Many details of Bedreddin’s early life are disputed, as much of it is the subject of legend and folklore.
He was born in 1359 in the town of Simavna (Kyprinos), near Edirne. His father was the ghazi of the
town, and his mother was the daughter of a Greek Byzantine fortress commander. Notably,
Bedreddin was of mixed Muslim and Christian parentage, with a Christian mother and a Muslim
father; this contributed to his syncretic religious beliefs later in life. Turkish scholar Cemal Kafadar
argues that Bedreddin’s ghazi roots may also have contributed to his commitment to religious
coexistence.[1] In his youth he was a kadi to Ottoman warriors on the marches, which gave him
ample experience in jurisprudence, a field of study in which he would become well-versed.
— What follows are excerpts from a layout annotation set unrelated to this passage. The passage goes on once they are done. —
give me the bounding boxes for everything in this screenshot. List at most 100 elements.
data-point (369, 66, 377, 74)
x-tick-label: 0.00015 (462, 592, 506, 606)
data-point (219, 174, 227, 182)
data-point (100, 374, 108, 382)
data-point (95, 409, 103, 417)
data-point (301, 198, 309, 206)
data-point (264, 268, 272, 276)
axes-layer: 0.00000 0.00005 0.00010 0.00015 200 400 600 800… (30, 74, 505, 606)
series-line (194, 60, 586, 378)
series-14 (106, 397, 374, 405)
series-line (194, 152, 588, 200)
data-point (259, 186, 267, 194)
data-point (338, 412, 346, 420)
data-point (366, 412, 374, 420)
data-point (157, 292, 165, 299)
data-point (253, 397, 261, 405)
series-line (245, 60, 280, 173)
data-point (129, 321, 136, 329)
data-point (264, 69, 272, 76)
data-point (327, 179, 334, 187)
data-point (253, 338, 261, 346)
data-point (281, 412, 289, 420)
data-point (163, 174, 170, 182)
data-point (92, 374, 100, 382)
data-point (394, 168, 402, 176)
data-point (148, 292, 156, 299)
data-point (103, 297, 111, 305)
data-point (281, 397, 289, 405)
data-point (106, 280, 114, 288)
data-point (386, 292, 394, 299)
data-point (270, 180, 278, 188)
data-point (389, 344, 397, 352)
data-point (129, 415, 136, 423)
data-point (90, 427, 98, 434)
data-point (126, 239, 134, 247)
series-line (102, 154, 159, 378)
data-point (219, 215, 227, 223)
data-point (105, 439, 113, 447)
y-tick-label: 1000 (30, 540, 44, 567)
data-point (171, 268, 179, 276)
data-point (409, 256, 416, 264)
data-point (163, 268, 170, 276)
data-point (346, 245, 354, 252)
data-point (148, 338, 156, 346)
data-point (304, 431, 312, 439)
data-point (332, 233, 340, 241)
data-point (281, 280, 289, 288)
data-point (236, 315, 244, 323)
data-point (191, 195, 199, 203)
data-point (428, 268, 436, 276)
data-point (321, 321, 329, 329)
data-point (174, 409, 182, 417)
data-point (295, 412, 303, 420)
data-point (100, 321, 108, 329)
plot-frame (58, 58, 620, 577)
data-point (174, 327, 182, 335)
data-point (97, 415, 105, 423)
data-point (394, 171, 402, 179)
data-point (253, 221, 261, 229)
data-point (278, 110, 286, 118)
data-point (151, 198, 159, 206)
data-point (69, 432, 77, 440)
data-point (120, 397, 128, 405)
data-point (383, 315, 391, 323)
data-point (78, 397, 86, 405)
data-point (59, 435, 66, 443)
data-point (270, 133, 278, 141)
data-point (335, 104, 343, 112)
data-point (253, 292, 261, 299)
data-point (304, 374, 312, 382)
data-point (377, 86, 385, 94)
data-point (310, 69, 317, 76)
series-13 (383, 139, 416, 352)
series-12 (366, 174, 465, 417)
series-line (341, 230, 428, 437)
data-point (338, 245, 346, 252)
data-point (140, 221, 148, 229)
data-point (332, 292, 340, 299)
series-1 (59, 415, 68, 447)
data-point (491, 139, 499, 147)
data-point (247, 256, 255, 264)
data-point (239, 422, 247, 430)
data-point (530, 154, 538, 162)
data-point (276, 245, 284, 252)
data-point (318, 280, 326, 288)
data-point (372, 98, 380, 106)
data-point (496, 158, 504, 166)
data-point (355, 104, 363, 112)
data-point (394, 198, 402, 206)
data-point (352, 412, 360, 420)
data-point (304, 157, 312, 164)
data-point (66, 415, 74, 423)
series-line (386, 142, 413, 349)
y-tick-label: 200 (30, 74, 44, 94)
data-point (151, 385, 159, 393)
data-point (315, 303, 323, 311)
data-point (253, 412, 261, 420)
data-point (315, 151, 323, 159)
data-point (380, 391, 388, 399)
Bedreddin was exposed to a variety of different cultures during his education, traveling far from his
birthplace in Thrace. He studied theology in Konya, and then in Cairo, which was the capital of the
Mamluk sultanate. After this, he traveled to Ardabil, in what is now Iranian Azerbaijan. Ardabil was
under the control of the Timurids, and was home to the mystic Safavid order. Surrounded by mystics
and far removed from the religious norms of the Ottoman Empire, Bedreddin was in an excellent
place to cultivate his unconventional religious ideology. There he found an environment sympathetic
to his pantheistic religious beliefs, and particularly the doctrine of “oneness of being”. This doctrine
condemned oppositions such as those of religion and social class as interference in the oneness of
God and the individual, and such doctrine ran contrary to increasing Ottoman efforts to establish
Sunni Islam as the state religion. By adopting it, Bedreddin further established himself as a
subversive.

During the Ottoman interregnum after the defeat of sultan Bayezid I by Tamerlane in 1402,
Bedreddin served as the kadiasker, or chief military judge, of the Ottoman prince Musa as Musa
struggled with his brothers for control of the Ottoman sultanate. Along with the frontier bey
Mihaloglu, he was a chief proponent of Musa’s revolutionary regime. While kadiasker, Bedreddin
gained the favor of many frontier ghazis by distributing timars among them. Through this he aided
these unpaid ghazis in their struggle against centralization, a clear indication of his subversive side.